Em Minas Gerais e no Rio Grande do Sul, os conselheiros que relataram no TCE a prestação de contas dos ex-governadores Itamar Franco e Olívio Dutra chegaram a propor a rejeição de suas contas, mas foram derrotados pelos colegas. Entre todos os ex-governadores, Itamar foi o que deixou o maior volume de restos a pagar - R$ 3,56 bilhões - e apenas R$ 331 milhões em caixa para saldar as dívidas. Essa falta lhe rendeu apenas uma ressalva na aprovação das contas.

"Foi o pior governo que Minas já teve. Nunca houve uma administração tão caótica quanto a do Itamar", afirmou o auditor responsável pelo relatório no TCE. Segundo assessores do atual governador, Aécio Neves (PSDB), os conselheiros do TCE mineiro chegaram até mesmo a alterar a forma de apuração da despesa de pessoal, excluindo do cálculo os gastos com inativos e pensionistas, para evitar que Itamar estourasse mais um limite da lei fiscal.

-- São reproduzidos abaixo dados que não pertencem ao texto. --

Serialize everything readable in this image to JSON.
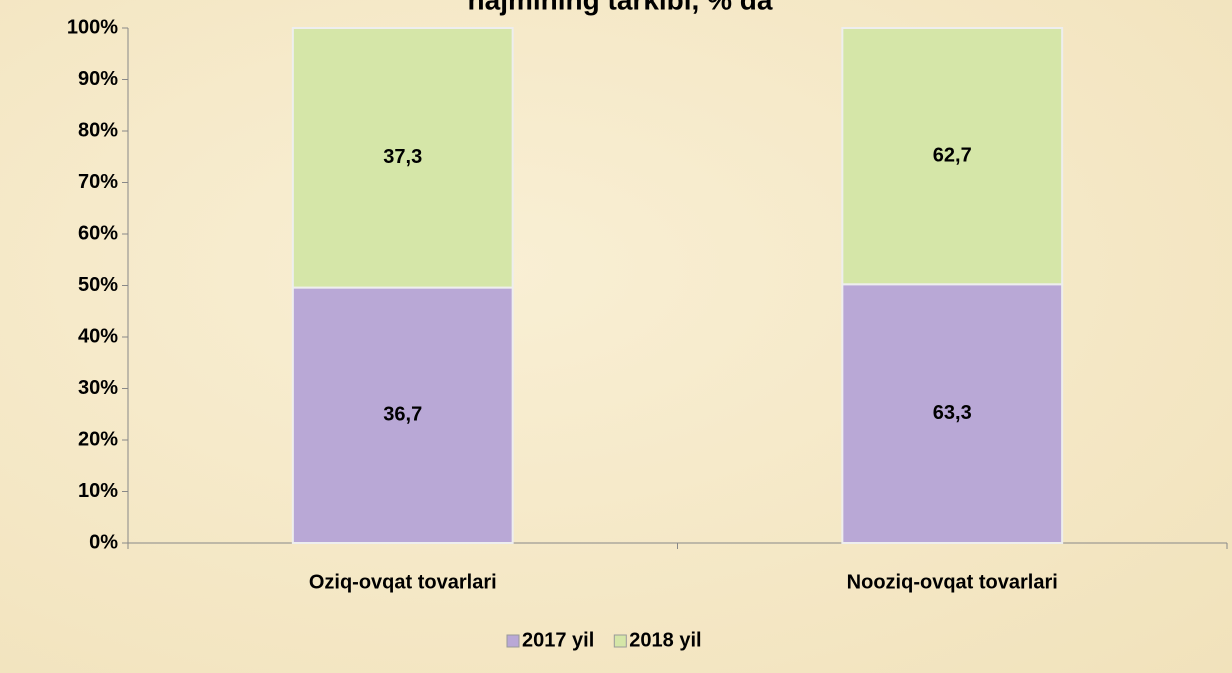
{
  "chart_data": {
    "type": "bar",
    "stack": "percent",
    "title": "hajmining tarkibi, % da",
    "categories": [
      "Oziq-ovqat tovarlari",
      "Nooziq-ovqat tovarlari"
    ],
    "series": [
      {
        "name": "2017 yil",
        "color": "#b9a8d6",
        "values": [
          36.7,
          63.3
        ],
        "value_labels": [
          "36,7",
          "63,3"
        ]
      },
      {
        "name": "2018 yil",
        "color": "#d5e6a8",
        "values": [
          37.3,
          62.7
        ],
        "value_labels": [
          "37,3",
          "62,7"
        ]
      }
    ],
    "ylim": [
      0,
      100
    ],
    "yticks": [
      {
        "value": 0,
        "label": "0%"
      },
      {
        "value": 10,
        "label": "10%"
      },
      {
        "value": 20,
        "label": "20%"
      },
      {
        "value": 30,
        "label": "30%"
      },
      {
        "value": 40,
        "label": "40%"
      },
      {
        "value": 50,
        "label": "50%"
      },
      {
        "value": 60,
        "label": "60%"
      },
      {
        "value": 70,
        "label": "70%"
      },
      {
        "value": 80,
        "label": "80%"
      },
      {
        "value": 90,
        "label": "90%"
      },
      {
        "value": 100,
        "label": "100%"
      }
    ],
    "legend": "bottom"
  }
}
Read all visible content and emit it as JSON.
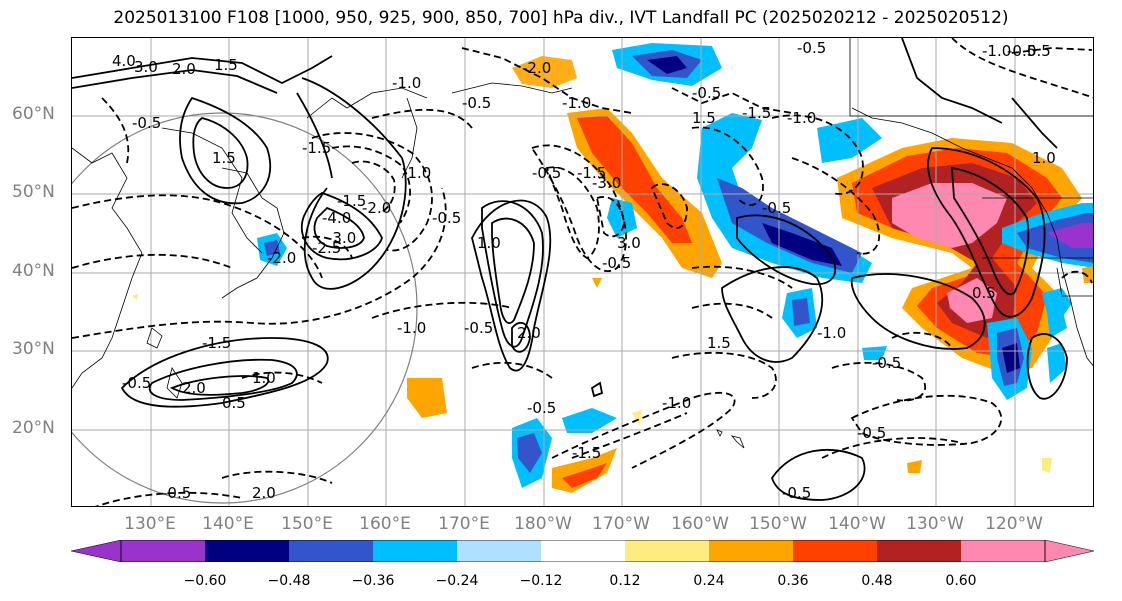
{
  "title": "2025013100 F108 [1000, 950, 925, 900, 850, 700] hPa div., IVT Landfall PC (2025020212 - 2025020512)",
  "lat_labels": [
    "60°N",
    "50°N",
    "40°N",
    "30°N",
    "20°N"
  ],
  "lon_labels": [
    "130°E",
    "140°E",
    "150°E",
    "160°E",
    "170°E",
    "180°W",
    "170°W",
    "160°W",
    "150°W",
    "140°W",
    "130°W",
    "120°W"
  ],
  "colorbar": {
    "ticks": [
      "−0.60",
      "−0.48",
      "−0.36",
      "−0.24",
      "−0.12",
      "0.12",
      "0.24",
      "0.36",
      "0.48",
      "0.60"
    ],
    "colors": [
      "#9933cc",
      "#000080",
      "#3355cc",
      "#00bfff",
      "#b0e0ff",
      "#ffffff",
      "#ffec80",
      "#ffa500",
      "#ff4000",
      "#b22222",
      "#ff88b0"
    ]
  },
  "contour_labels": [
    "4.0",
    "3.0",
    "2.0",
    "1.5",
    "-0.5",
    "-1.5",
    "1.5",
    "-1.5",
    "-2.0",
    "-1.0",
    "-0.5",
    "-4.0",
    "-3.0",
    "-2.5",
    "-2.0",
    "-1.0",
    "-0.5",
    "-1.5",
    "1.0",
    "2.0",
    "-1.0",
    "-0.5",
    "-2.0",
    "-1.0",
    "-1.5",
    "-3.0",
    "3.0",
    "-0.5",
    "-0.5",
    "1.5",
    "-0.5",
    "1.0",
    "2.0",
    "-0.5",
    "-1.5",
    "-1.0",
    "-1.0",
    "-0.5",
    "0.5",
    "-0.5",
    "1.5",
    "-1.0",
    "-0.5",
    "-0.5",
    "-0.5",
    "2.0",
    "1.0",
    "0.5",
    "-0.5",
    "-0.5",
    "-1.5",
    "-1.0",
    "-0.5",
    "0.5",
    "-0.5",
    "2.0",
    "-1.0",
    "-0.5",
    "1.0",
    "-1.0",
    "-0.5",
    "1.5",
    "0.5",
    "1.0",
    "2.0",
    "-0.5",
    "-0.5",
    "-0.5",
    "1.0",
    "1.5",
    "0.5",
    "-0.5",
    "1.0",
    "-0.5",
    "0.5"
  ]
}
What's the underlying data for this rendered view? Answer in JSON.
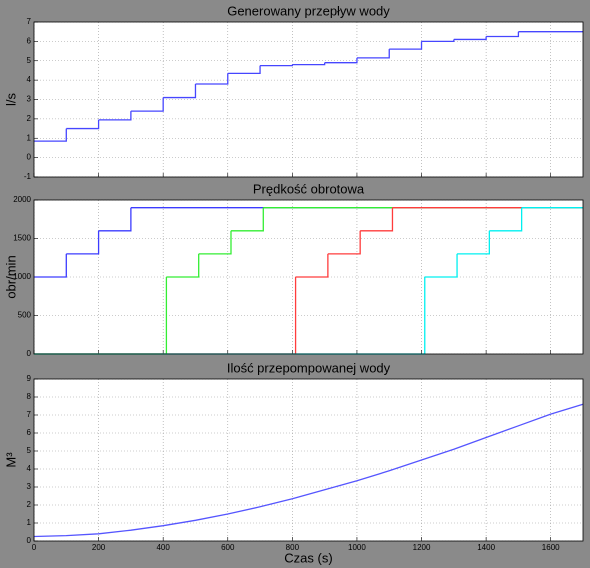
{
  "chart_data": [
    {
      "type": "line",
      "step": true,
      "title": "Generowany przepływ wody",
      "ylabel": "l/s",
      "x": [
        0,
        100,
        200,
        300,
        400,
        500,
        600,
        700,
        800,
        900,
        1000,
        1100,
        1200,
        1300,
        1400,
        1500
      ],
      "series": [
        {
          "color": "#4646ff",
          "values": [
            0.85,
            1.5,
            1.95,
            2.4,
            3.1,
            3.8,
            4.35,
            4.75,
            4.8,
            4.9,
            5.15,
            5.6,
            6.0,
            6.1,
            6.25,
            6.5
          ]
        }
      ],
      "xlim": [
        0,
        1700
      ],
      "xticks": [
        0,
        200,
        400,
        600,
        800,
        1000,
        1200,
        1400,
        1600
      ],
      "show_xtick_labels": false,
      "ylim": [
        -1,
        7
      ],
      "yticks": [
        -1,
        0,
        1,
        2,
        3,
        4,
        5,
        6,
        7
      ],
      "grid": true
    },
    {
      "type": "line",
      "step": true,
      "title": "Prędkość obrotowa",
      "ylabel": "obr/min",
      "series": [
        {
          "color": "#3c3cff",
          "x": [
            0,
            100,
            200,
            300
          ],
          "values": [
            1000,
            1300,
            1600,
            1900
          ]
        },
        {
          "color": "#33ee33",
          "x": [
            0,
            410,
            510,
            610,
            710
          ],
          "values": [
            0,
            1000,
            1300,
            1600,
            1900
          ]
        },
        {
          "color": "#ff3c3c",
          "x": [
            0,
            810,
            910,
            1010,
            1110
          ],
          "values": [
            0,
            1000,
            1300,
            1600,
            1900
          ]
        },
        {
          "color": "#00f0f0",
          "x": [
            0,
            1210,
            1310,
            1410,
            1510
          ],
          "values": [
            0,
            1000,
            1300,
            1600,
            1900
          ]
        }
      ],
      "xlim": [
        0,
        1700
      ],
      "xticks": [
        0,
        200,
        400,
        600,
        800,
        1000,
        1200,
        1400,
        1600
      ],
      "show_xtick_labels": false,
      "ylim": [
        0,
        2000
      ],
      "yticks": [
        0,
        500,
        1000,
        1500,
        2000
      ],
      "grid": true
    },
    {
      "type": "line",
      "step": false,
      "title": "Ilość przepompowanej  wody",
      "ylabel": "M³",
      "xlabel": "Czas (s)",
      "x": [
        0,
        100,
        200,
        300,
        400,
        500,
        600,
        700,
        800,
        900,
        1000,
        1100,
        1200,
        1300,
        1400,
        1500,
        1600,
        1700
      ],
      "series": [
        {
          "color": "#5555ff",
          "values": [
            0.25,
            0.3,
            0.4,
            0.6,
            0.85,
            1.15,
            1.5,
            1.9,
            2.35,
            2.85,
            3.35,
            3.9,
            4.5,
            5.1,
            5.75,
            6.4,
            7.05,
            7.6
          ]
        }
      ],
      "xlim": [
        0,
        1700
      ],
      "xticks": [
        0,
        200,
        400,
        600,
        800,
        1000,
        1200,
        1400,
        1600
      ],
      "show_xtick_labels": true,
      "ylim": [
        0,
        9
      ],
      "yticks": [
        0,
        1,
        2,
        3,
        4,
        5,
        6,
        7,
        8,
        9
      ],
      "grid": true
    }
  ]
}
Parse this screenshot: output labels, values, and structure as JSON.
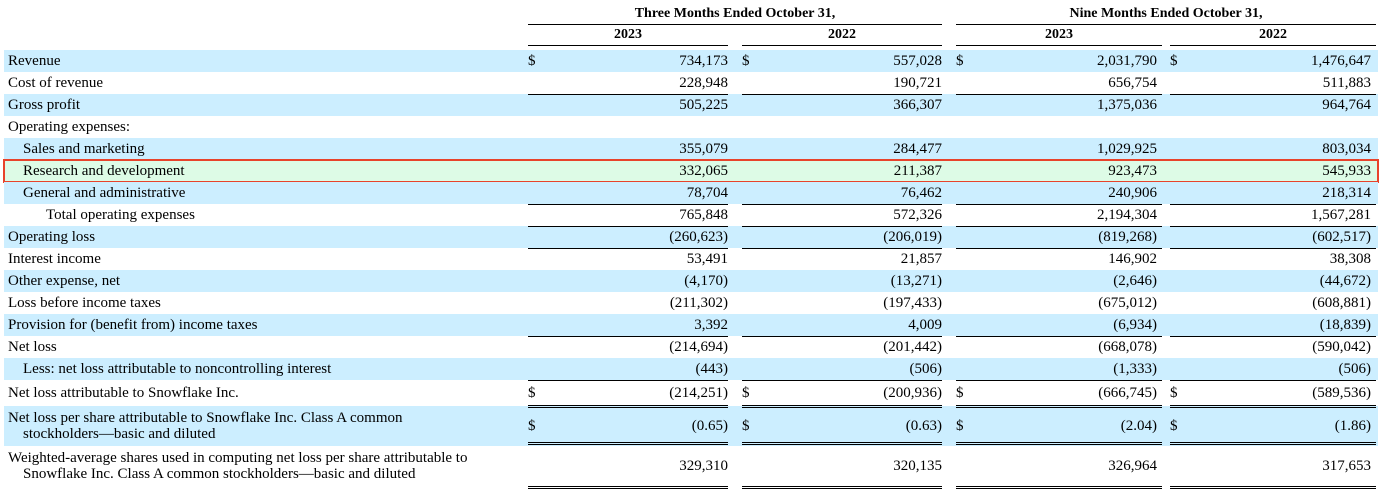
{
  "headers": {
    "three_months": "Three Months Ended October 31,",
    "nine_months": "Nine Months Ended October 31,",
    "years": [
      "2023",
      "2022",
      "2023",
      "2022"
    ]
  },
  "currency_symbol": "$",
  "rows": [
    {
      "label": "Revenue",
      "values": [
        "734,173",
        "557,028",
        "2,031,790",
        "1,476,647"
      ],
      "shaded": true,
      "dollar": true
    },
    {
      "label": "Cost of revenue",
      "values": [
        "228,948",
        "190,721",
        "656,754",
        "511,883"
      ],
      "shaded": false
    },
    {
      "label": "Gross profit",
      "values": [
        "505,225",
        "366,307",
        "1,375,036",
        "964,764"
      ],
      "shaded": true
    },
    {
      "label": "Operating expenses:",
      "values": [
        "",
        "",
        "",
        ""
      ],
      "shaded": false
    },
    {
      "label": "Sales and marketing",
      "values": [
        "355,079",
        "284,477",
        "1,029,925",
        "803,034"
      ],
      "shaded": true,
      "indent": 1
    },
    {
      "label": "Research and development",
      "values": [
        "332,065",
        "211,387",
        "923,473",
        "545,933"
      ],
      "shaded": false,
      "indent": 1,
      "highlighted": true
    },
    {
      "label": "General and administrative",
      "values": [
        "78,704",
        "76,462",
        "240,906",
        "218,314"
      ],
      "shaded": true,
      "indent": 1
    },
    {
      "label": "Total operating expenses",
      "values": [
        "765,848",
        "572,326",
        "2,194,304",
        "1,567,281"
      ],
      "shaded": false,
      "indent": 2
    },
    {
      "label": "Operating loss",
      "values": [
        "(260,623)",
        "(206,019)",
        "(819,268)",
        "(602,517)"
      ],
      "shaded": true
    },
    {
      "label": "Interest income",
      "values": [
        "53,491",
        "21,857",
        "146,902",
        "38,308"
      ],
      "shaded": false
    },
    {
      "label": "Other expense, net",
      "values": [
        "(4,170)",
        "(13,271)",
        "(2,646)",
        "(44,672)"
      ],
      "shaded": true
    },
    {
      "label": "Loss before income taxes",
      "values": [
        "(211,302)",
        "(197,433)",
        "(675,012)",
        "(608,881)"
      ],
      "shaded": false
    },
    {
      "label": "Provision for (benefit from) income taxes",
      "values": [
        "3,392",
        "4,009",
        "(6,934)",
        "(18,839)"
      ],
      "shaded": true
    },
    {
      "label": "Net loss",
      "values": [
        "(214,694)",
        "(201,442)",
        "(668,078)",
        "(590,042)"
      ],
      "shaded": false
    },
    {
      "label": "Less: net loss attributable to noncontrolling interest",
      "values": [
        "(443)",
        "(506)",
        "(1,333)",
        "(506)"
      ],
      "shaded": true,
      "indent": 1
    },
    {
      "label": "Net loss attributable to Snowflake Inc.",
      "values": [
        "(214,251)",
        "(200,936)",
        "(666,745)",
        "(589,536)"
      ],
      "shaded": false,
      "dollar": true
    },
    {
      "label": "Net loss per share attributable to Snowflake Inc. Class A common",
      "label2": "stockholders—basic and diluted",
      "values": [
        "(0.65)",
        "(0.63)",
        "(2.04)",
        "(1.86)"
      ],
      "shaded": true,
      "dollar": true
    },
    {
      "label": "Weighted-average shares used in computing net loss per share attributable to",
      "label2": "Snowflake Inc. Class A common stockholders—basic and diluted",
      "values": [
        "329,310",
        "320,135",
        "326,964",
        "317,653"
      ],
      "shaded": false
    }
  ]
}
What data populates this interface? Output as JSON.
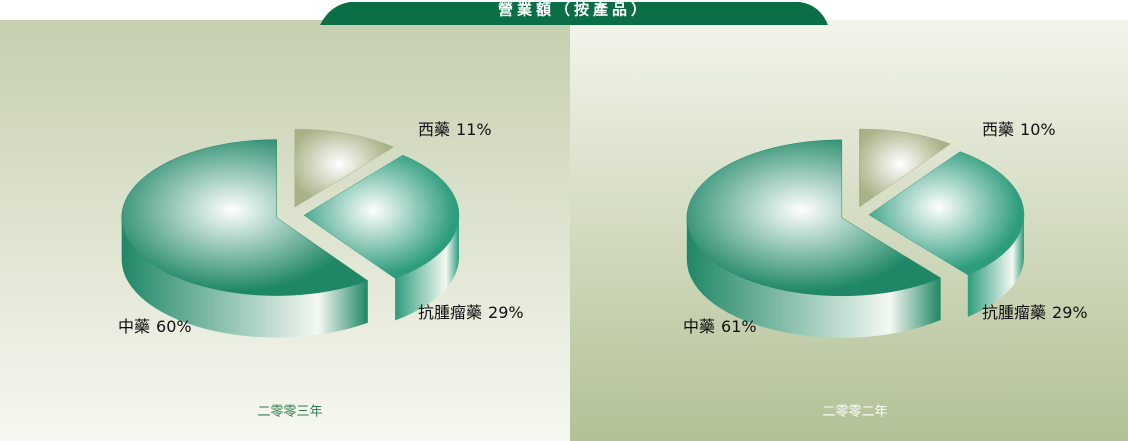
{
  "title": "營業額（按產品）",
  "chart_data": [
    {
      "type": "pie",
      "caption": "二零零三年",
      "categories": [
        "西藥",
        "抗腫瘤藥",
        "中藥"
      ],
      "values": [
        11,
        29,
        60
      ],
      "value_labels": [
        "11%",
        "29%",
        "60%"
      ],
      "colors": [
        "#a7b286",
        "#2c9c7c",
        "#1f8766"
      ]
    },
    {
      "type": "pie",
      "caption": "二零零二年",
      "categories": [
        "西藥",
        "抗腫瘤藥",
        "中藥"
      ],
      "values": [
        10,
        29,
        61
      ],
      "value_labels": [
        "10%",
        "29%",
        "61%"
      ],
      "colors": [
        "#a7b286",
        "#2c9c7c",
        "#1f8766"
      ]
    }
  ]
}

No Rio Grande do Sul, os auditores encontraram evidências de que o ex-governador Olívio Dutra, atual ministro das Cidades, teria atropelado o artigo 42 da Lei Fiscal, que proíbe a realização de despesas nos últimos oito meses de mandato sem cobertura financeira. Em 30 de abril de 2002, segundo o relatório, a insuficiência de caixa do governo gaúcho já era de R$ 2,1 bilhões e terminou o ano em R$ 2,6 bilhões.

"Na realidade, nem todos os restos a pagar foram produzidos na gestão de Olívio Dutra. Isso é uma dívida histórica, que representa mais de 40% do orçamento anual", afirmou o conselheiro do TCE gaúcho Hélio Mileski, um dos que votou pela aprovação das contas do ex-governador. Segundo ele, a Lei Fiscal não traçou uma previsão de período para que a dívida de curto prazo, constituída pelos restos a pagar, fosse quitada. "E aquilo que é impossível de ser cumprido, torna-se inexigível juridicamente."

Para a relatora do processo,Terezinha Irigaray, que foi derrotada, o ex-governador é responsável também por "graves infrações gerenciais", que contribuíram para a piora da situação financeira do Estado. "Deve ser dado um fim à impunidade política e administrativa, independentemente de qualquer sigla político-partidária", afirmou Terezinha, na exposição de seu voto pela rejeição das contas de Olívio Dutra.

No Paraná, os dados do balanço patrimonial do Estado registravam R$ 3,1 bilhões em restos a pagar no fim de 2002. Mas o ex-governador Jaime Lerner (PFL) teve suas contas aprovadas porque, segundo os conselheiros do TCE, R$ 2 bilhões desse montante eram precatórios (dívidas judiciais) que poderiam ser pagos em 10 anos e não exigiam, portanto, disponibilidade em caixa.

Em Goiás, o saldo a descoberto de restos a pagar deixado por Maguito Vilella (PMDB) chegou a R$ 1 bilhão no fim de 2002. Mas o TCE só ressalvou essa irregularidade, evitando a rejeição completa das contas.